Elise, as I said, began as a pastiche Catwoman, but making her asexual pushes against the frequent over-sexualization in cyberpunk. She's very much her own character at this point. 


Q: How did you create the world in which the story unfolds?

 

A: I wanted to play into and then push against classic cyberpunk tropes. Big companies? Check. But my characters have bought into the corporate systems. That low-life element is there, but it's on the fringes of their society, at least for now.

 

There are underlying rules behind what's going on (no spoilers) that very much shaped Jayu City and the five companies that control it. The companies themselves are based on either cultures or corporate cultures found in our own world but dialed up to 11.


Q: Did you know how the novel would end before you started writing it, or did you make many changes along the way?

 

A: Yes. I definitely plotted this book and the entire series out.
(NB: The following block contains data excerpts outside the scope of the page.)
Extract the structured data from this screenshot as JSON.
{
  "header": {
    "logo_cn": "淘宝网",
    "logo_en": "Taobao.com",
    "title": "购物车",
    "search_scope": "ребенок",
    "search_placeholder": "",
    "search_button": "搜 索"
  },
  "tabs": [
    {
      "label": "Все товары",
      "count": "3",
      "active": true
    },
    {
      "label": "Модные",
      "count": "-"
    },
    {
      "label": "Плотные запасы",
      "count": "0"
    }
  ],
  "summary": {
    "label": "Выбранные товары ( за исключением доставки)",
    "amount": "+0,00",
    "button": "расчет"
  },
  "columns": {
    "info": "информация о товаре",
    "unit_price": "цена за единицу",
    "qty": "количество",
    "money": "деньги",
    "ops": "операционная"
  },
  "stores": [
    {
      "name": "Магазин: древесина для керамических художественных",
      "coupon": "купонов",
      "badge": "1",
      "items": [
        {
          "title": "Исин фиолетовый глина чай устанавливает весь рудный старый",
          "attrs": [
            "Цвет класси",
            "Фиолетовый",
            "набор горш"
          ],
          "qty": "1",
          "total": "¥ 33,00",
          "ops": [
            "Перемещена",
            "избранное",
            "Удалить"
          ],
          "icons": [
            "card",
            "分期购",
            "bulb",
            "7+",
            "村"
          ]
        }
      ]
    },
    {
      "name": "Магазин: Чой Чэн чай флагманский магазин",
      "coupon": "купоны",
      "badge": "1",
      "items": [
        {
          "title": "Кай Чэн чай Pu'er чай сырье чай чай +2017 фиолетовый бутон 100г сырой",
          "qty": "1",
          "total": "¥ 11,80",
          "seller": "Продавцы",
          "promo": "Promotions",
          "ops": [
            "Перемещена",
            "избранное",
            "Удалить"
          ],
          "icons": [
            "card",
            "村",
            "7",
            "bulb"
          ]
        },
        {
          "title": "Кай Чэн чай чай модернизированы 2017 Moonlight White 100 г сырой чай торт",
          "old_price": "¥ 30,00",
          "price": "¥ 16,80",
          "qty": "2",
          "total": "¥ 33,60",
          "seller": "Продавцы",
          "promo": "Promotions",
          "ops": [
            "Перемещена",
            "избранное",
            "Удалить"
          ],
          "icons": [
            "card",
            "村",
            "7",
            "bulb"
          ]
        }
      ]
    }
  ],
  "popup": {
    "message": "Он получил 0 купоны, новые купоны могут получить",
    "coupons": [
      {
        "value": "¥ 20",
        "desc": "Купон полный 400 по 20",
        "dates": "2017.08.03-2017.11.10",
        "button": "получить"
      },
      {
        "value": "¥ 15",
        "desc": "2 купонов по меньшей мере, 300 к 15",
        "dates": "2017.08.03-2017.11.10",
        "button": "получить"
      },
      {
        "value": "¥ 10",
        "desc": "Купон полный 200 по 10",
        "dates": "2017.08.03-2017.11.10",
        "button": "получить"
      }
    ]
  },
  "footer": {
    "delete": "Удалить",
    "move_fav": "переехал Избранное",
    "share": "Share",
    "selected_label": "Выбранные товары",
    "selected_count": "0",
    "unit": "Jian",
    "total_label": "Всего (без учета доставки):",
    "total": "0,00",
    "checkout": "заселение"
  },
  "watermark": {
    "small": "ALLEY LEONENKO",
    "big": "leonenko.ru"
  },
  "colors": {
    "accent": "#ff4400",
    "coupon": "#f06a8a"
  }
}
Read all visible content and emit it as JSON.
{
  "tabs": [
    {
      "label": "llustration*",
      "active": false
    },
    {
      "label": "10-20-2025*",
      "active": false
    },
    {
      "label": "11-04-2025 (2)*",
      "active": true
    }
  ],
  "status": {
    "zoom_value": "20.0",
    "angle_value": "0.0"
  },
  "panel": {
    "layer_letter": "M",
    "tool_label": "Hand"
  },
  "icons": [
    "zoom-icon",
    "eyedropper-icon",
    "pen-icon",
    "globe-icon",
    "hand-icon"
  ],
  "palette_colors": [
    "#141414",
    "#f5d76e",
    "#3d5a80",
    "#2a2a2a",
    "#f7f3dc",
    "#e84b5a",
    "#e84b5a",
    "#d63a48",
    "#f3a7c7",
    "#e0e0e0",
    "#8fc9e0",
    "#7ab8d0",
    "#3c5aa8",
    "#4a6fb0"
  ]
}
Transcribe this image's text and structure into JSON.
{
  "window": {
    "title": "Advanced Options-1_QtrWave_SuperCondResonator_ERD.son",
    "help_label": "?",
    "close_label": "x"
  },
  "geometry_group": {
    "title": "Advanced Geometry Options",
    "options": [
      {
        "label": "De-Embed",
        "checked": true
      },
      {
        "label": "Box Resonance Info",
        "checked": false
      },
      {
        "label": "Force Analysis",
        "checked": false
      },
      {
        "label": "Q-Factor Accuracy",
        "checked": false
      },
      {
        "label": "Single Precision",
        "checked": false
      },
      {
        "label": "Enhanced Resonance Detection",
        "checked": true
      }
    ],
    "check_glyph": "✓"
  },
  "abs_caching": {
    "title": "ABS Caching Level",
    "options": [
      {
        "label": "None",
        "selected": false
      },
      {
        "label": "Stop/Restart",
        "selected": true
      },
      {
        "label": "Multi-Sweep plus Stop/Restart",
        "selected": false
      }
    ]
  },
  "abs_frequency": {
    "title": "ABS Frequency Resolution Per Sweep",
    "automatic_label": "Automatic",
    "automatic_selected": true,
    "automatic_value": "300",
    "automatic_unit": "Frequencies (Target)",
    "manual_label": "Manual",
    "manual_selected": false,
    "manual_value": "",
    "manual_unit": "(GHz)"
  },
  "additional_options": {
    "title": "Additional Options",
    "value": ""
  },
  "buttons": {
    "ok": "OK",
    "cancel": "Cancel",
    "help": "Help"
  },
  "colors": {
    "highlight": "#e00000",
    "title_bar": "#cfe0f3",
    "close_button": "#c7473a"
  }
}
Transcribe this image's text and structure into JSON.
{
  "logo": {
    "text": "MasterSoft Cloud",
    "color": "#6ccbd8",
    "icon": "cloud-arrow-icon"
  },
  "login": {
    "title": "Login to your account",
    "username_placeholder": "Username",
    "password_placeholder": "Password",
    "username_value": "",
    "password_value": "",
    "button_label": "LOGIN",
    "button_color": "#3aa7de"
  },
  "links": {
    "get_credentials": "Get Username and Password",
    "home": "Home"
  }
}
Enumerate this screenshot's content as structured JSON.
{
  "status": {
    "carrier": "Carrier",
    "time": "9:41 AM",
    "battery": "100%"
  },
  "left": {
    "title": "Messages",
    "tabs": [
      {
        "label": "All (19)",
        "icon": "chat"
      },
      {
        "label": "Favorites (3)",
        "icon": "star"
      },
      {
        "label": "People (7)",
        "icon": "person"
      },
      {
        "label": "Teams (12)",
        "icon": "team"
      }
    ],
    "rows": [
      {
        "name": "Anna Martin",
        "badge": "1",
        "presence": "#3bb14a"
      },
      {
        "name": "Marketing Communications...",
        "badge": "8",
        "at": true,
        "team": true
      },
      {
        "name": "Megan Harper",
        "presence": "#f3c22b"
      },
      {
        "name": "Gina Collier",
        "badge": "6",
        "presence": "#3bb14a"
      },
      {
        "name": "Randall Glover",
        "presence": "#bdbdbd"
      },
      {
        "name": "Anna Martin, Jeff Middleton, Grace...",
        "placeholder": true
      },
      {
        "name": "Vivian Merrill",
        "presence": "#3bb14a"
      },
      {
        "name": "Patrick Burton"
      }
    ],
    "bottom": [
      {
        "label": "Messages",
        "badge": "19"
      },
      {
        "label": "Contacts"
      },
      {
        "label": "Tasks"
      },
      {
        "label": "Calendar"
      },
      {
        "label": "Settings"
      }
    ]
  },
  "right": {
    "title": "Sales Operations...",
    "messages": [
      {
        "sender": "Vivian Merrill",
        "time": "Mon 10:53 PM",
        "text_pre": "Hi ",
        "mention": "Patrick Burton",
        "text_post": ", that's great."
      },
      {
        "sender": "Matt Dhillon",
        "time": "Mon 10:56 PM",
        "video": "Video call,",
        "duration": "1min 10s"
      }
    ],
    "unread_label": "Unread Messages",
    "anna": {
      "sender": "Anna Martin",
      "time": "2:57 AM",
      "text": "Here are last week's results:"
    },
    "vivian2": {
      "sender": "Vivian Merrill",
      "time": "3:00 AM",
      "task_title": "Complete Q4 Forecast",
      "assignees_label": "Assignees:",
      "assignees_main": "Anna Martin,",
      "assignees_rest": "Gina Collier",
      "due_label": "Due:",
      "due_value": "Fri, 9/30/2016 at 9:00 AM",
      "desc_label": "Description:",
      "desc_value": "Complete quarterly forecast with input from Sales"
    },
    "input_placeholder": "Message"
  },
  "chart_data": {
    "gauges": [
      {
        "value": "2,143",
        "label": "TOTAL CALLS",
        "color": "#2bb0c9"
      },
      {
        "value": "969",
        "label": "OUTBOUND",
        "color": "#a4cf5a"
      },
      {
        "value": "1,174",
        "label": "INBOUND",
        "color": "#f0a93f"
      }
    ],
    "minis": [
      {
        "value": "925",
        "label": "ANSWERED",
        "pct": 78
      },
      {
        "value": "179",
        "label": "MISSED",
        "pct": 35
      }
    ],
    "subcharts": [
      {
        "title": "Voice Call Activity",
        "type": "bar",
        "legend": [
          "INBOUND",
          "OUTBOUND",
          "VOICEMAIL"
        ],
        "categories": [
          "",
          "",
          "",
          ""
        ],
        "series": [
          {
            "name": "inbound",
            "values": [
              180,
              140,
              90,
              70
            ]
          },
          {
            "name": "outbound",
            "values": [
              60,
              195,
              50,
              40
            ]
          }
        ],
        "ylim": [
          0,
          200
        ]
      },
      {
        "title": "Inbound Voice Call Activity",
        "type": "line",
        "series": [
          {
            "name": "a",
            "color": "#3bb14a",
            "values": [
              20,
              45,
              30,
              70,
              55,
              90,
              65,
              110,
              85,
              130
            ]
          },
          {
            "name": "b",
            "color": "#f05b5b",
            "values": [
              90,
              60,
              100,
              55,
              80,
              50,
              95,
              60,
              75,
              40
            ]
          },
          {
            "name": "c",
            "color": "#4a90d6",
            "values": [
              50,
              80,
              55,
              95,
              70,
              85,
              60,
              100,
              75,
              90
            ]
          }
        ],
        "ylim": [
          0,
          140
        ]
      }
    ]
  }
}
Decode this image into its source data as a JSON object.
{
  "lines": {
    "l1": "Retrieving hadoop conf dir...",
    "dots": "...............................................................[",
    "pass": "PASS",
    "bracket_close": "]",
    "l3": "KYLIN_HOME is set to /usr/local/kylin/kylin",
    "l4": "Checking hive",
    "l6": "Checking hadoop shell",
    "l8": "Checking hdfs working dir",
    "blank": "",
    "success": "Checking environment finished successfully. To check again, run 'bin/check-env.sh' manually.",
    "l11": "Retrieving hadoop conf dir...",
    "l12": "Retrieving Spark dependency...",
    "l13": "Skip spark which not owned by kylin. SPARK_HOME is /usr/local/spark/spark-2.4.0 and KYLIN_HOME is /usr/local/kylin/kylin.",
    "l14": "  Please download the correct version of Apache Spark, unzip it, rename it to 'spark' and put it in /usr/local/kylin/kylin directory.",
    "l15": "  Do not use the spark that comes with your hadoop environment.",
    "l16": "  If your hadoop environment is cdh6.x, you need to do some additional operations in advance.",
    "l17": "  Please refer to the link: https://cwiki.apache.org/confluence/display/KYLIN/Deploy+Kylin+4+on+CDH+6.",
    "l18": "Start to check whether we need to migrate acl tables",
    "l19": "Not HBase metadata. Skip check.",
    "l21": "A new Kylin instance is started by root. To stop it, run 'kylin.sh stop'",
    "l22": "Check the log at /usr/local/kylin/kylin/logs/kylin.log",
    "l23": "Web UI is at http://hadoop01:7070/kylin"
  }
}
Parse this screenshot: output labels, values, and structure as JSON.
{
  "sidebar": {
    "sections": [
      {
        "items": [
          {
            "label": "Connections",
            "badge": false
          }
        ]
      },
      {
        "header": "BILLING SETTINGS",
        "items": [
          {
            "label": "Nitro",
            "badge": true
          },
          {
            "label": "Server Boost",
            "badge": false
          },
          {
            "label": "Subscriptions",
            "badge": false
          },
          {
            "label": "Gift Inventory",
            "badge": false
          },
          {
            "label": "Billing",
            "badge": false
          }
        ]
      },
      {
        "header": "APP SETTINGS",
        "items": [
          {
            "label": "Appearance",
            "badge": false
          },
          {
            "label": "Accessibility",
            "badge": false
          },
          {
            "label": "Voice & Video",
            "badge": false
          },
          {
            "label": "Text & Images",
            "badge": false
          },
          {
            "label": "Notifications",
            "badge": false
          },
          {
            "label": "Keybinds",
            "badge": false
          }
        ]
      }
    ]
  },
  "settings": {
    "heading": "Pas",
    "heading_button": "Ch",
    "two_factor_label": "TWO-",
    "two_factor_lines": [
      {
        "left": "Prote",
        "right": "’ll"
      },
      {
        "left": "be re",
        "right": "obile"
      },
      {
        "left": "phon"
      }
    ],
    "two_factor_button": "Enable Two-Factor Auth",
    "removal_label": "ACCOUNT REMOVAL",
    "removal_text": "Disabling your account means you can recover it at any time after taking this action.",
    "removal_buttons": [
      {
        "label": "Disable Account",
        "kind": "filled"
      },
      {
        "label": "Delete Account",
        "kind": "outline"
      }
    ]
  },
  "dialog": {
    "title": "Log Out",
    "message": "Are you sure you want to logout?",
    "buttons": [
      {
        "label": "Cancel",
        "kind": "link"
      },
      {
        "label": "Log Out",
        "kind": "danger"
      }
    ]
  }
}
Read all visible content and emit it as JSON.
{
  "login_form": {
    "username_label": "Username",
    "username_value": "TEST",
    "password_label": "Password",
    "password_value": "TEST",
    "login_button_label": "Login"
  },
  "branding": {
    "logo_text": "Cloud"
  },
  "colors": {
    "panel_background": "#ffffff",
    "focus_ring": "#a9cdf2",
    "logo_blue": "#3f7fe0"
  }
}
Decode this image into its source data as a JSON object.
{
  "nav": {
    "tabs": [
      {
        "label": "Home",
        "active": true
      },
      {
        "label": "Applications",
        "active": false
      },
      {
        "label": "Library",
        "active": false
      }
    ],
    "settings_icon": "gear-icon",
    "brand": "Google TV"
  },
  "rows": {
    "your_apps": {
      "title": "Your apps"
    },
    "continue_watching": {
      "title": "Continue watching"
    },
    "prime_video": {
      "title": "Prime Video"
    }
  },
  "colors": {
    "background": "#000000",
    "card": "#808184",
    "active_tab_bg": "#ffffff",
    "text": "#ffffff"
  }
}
That said, I'm willing to let the characters and better ideas guide me, so things change as I go along.


Q: What do you hope readers take away from the book?

 

A: I hope they have fun reading, but also envision a world in which gender and sexuality are accepted for being as fluid as they really are. 


Q: What are you working on now?

 

A: I'm finishing up edits on the sequel to The Hermes Protocol, and something else I probably cannot talk about that's TOTALLY different.


Q: Anything else we should know?

 

A: I'm also an actor. I'll be in a production of Prejudice and Pride in New York City coming up in July and August at 59E59 Theater. Prejudice and Pride is a gender-swapped, American folk-musical retelling of Jane Austen's Pride and Prejudice. Come see it!